Overall, I think separating the functionality of checking whether a file exists and actually downloading the file to a client is the only way to allow the functionality you desire.

Force image download - .php files download

this is my download.php;
session_start();
$file = $_GET['file'];
download_file($file);
function download_file( $fullPath ){
// Must be fresh start
if( headers_sent() )
die('Headers Sent');
// Required for some browsers
if(ini_get('zlib.output_compression'))
ini_set('zlib.output_compression', 'Off');
// File Exists?
if( file_exists($fullPath) ){
// Parse Info / Get Extension
$fsize = filesize($fullPath);
$path_parts = pathinfo($fullPath);
$ext = strtolower($path_parts["extension"]);
// Determine Content Type
switch ($ext) {
case "pdf": $ctype="application/pdf"; break;
case "exe": $ctype="application/octet-stream"; break;
case "zip": $ctype="application/zip"; break;
case "doc": $ctype="application/msword"; break;
case "xls": $ctype="application/vnd.ms-excel"; break;
case "ppt": $ctype="application/vnd.ms-powerpoint"; break;
case "gif": $ctype="image/gif"; break;
case "png": $ctype="image/png"; break;
case "jpeg":
case "jpg": $ctype="image/jpg"; break;
default: $ctype="application/force-download";
}
header("Pragma: public"); // required
header("Expires: 0");
header("Cache-Control: must-revalidate, post-check=0, pre-check=0");
header("Cache-Control: private",false); // required for certain browsers
header("Content-Type: $ctype");
header("Content-Disposition: attachment; filename=\"".$_REQUEST["isim"]."\";" );
header("Content-Transfer-Encoding: binary");
header("Content-Length: ".$fsize);
ob_clean();
flush();
readfile( $fullPath );
} else
die('File Not Found');
}
This is forced jpg download file. But this file can download all .php files.
Normaly i use this download link and download image;
http://domain.net/download.php?file=wp-content/uploads/2016/04/10/126379-fantasy_art.jpg
But then i tested this link download my config file...
http://domain.net/download.php?file=wp-config.php
I think this is big vulnerable.
How can i fix this? i dont want download any .php files...
Thanks..
Use default in your switch case to avoid this problem:
Remove this:
default: $ctype="application/force-download";
For this: default: die('File not found'); or default: return false;
Also you could check if path makes sense, like it should be a subfolder of uploads. This post has some info for you: Test if a directory is a sub directory of another folder
I think it would be good for you to step back and consider what this script actually does, because it is still a gigantic security hole.
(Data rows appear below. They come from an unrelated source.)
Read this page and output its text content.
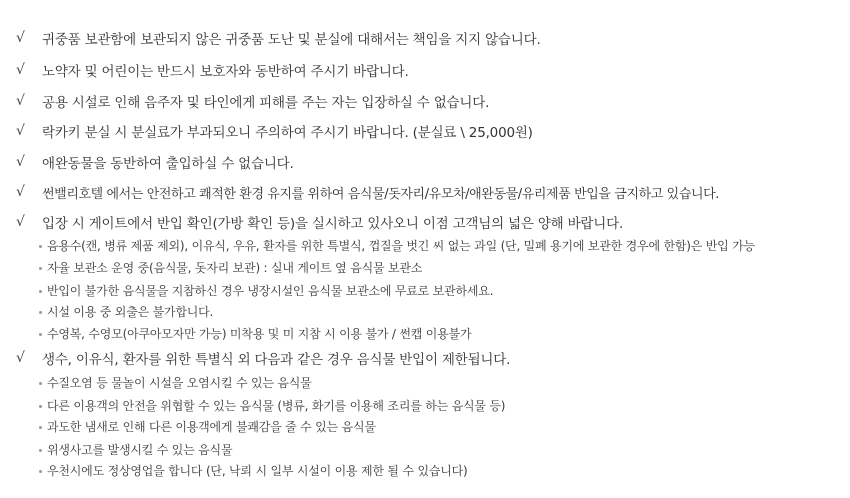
√	귀중품 보관함에 보관되지 않은 귀중품 도난 및 분실에 대해서는 책임을 지지 않습니다.
√	노약자 및 어린이는 반드시 보호자와 동반하여 주시기 바랍니다.
√	공용 시설로 인해 음주자 및 타인에게 피해를 주는 자는 입장하실 수 없습니다.
√	락카키 분실 시 분실료가 부과되오니 주의하여 주시기 바랍니다. (분실료 \ 25,000원)
√	애완동물을 동반하여 출입하실 수 없습니다.
√	썬밸리호텔 에서는 안전하고 쾌적한 환경 유지를 위하여 음식물/돗자리/유모차/애완동물/유리제품 반입을 금지하고 있습니다.
√	입장 시 게이트에서 반입 확인(가방 확인 등)을 실시하고 있사오니 이점 고객님의 넓은 양해 바랍니다.
음용수(캔, 병류 제품 제외), 이유식, 우유, 환자를 위한 특별식, 껍질을 벗긴 씨 없는 과일 (단, 밀폐 용기에 보관한 경우에 한함)은 반입 가능
자율 보관소 운영 중(음식물, 돗자리 보관) : 실내 게이트 옆 음식물 보관소
반입이 불가한 음식물을 지참하신 경우 냉장시설인 음식물 보관소에 무료로 보관하세요.
시설 이용 중 외출은 불가합니다.
수영복, 수영모(아쿠아모자만 가능) 미착용 및 미 지참 시 이용 불가 / 썬캡 이용불가
√	생수, 이유식, 환자를 위한 특별식 외 다음과 같은 경우 음식물 반입이 제한됩니다.
수질오염 등 물놀이 시설을 오염시킬 수 있는 음식물
다른 이용객의 안전을 위협할 수 있는 음식물 (병류, 화기를 이용해 조리를 하는 음식물 등)
과도한 냄새로 인해 다른 이용객에게 불쾌감을 줄 수 있는 음식물
위생사고를 발생시킬 수 있는 음식물
우천시에도 정상영업을 합니다 (단, 낙뢰 시 일부 시설이 이용 제한 될 수 있습니다)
Here is what it does:
Take the user's input (which is always untrustworthy)
See if it's extension is allowed according to a small list of possible extensions
If so, pass it off to the user
Now that you have it die for unrecognized file extensions, it won't let them download your actual php files. But it will still let the user do all sorts of terrible things, all of which comes down to one very key issue:
You make no attempt to verify that the file being requested is actually reasonable for the person to view!!!
A key point is that readfile() doesn't care where the file is. Nor does it even assume that the file is in your website's public directory. The only reason it is downloading files from your web directory is because you didn't start the filename with a slash. However, readfile() will happily pass along anything on the server that it has read access to. Without your recent change a user could have just as easily done this:
http://domain.net/download.php?file=/etc/passwd
Moreover, it doesn't even have to be an actual file on the server. In most PHP installations PHP will happily load up URLs as actual files. So someone could also use your script as a proxy:
http://domain.net/download.php?file=http://theFBIwillArrestYouIfYouLoadThis.com/secrets.pdf
That sort of vulnerability (the ability to use your script as a proxy) is still present in your current solution. Anytime I see a website take file paths like this I love to see just how much it will let me get away with. You could set yourself up for a world of hurt in the worst case scenario.
You have to look at it from a defense-in-depth scenario. What it boils down to is the difference between blacklisting (what is the user not allowed to do) and whitelisting (what should this user be allowed to do). Good security practices rely on the latter method of thinking exclusively, because it is impossible to come up with a completely exhaustive blacklist that covers all possible scenarios.
In a case like this if you want a user to be able to download files you need some sort of list of files that are allowed to be downloaded. One example would be to place any file that is supposed to be downloaded into a specific directory. If a user requests a file then your script can use realpath() to make sure that file is actually in your public directory and otherwise forbid the download. Although if they are all in one directory you could just as easy change a configuration rule in your webserver (e.g. apache or nginx) to have it automatically add the 'content-disposition: attachment' header to anything in that directory. Then you just have to make sure that you never put the wrong files in that public directory.
Me personally though, I would approach it with a complete white-list. I would never let someone specify a filename and then use it to download a file. Rather I would have an administrative area where I manage files that are marked for download: the list of allowed files would be stored in the database and managed by me. When the user downloads a file they don't do it by specifying a filename but rather by specifying the id from the database that corresponds to the file they want to download (a simple user interface is necessary to facilitate this). The ID is used to lookup the file path, and the file can then be downloaded safely. You can then even store the files in directories outside the public area of your website so that you have full control over who can access the files.
That last suggestion is probably overkill for what you are trying to do, but the short of this is simple: you have to think carefully about the security implications of your code and make sure you are giving the user the minimum amount of privileges possible.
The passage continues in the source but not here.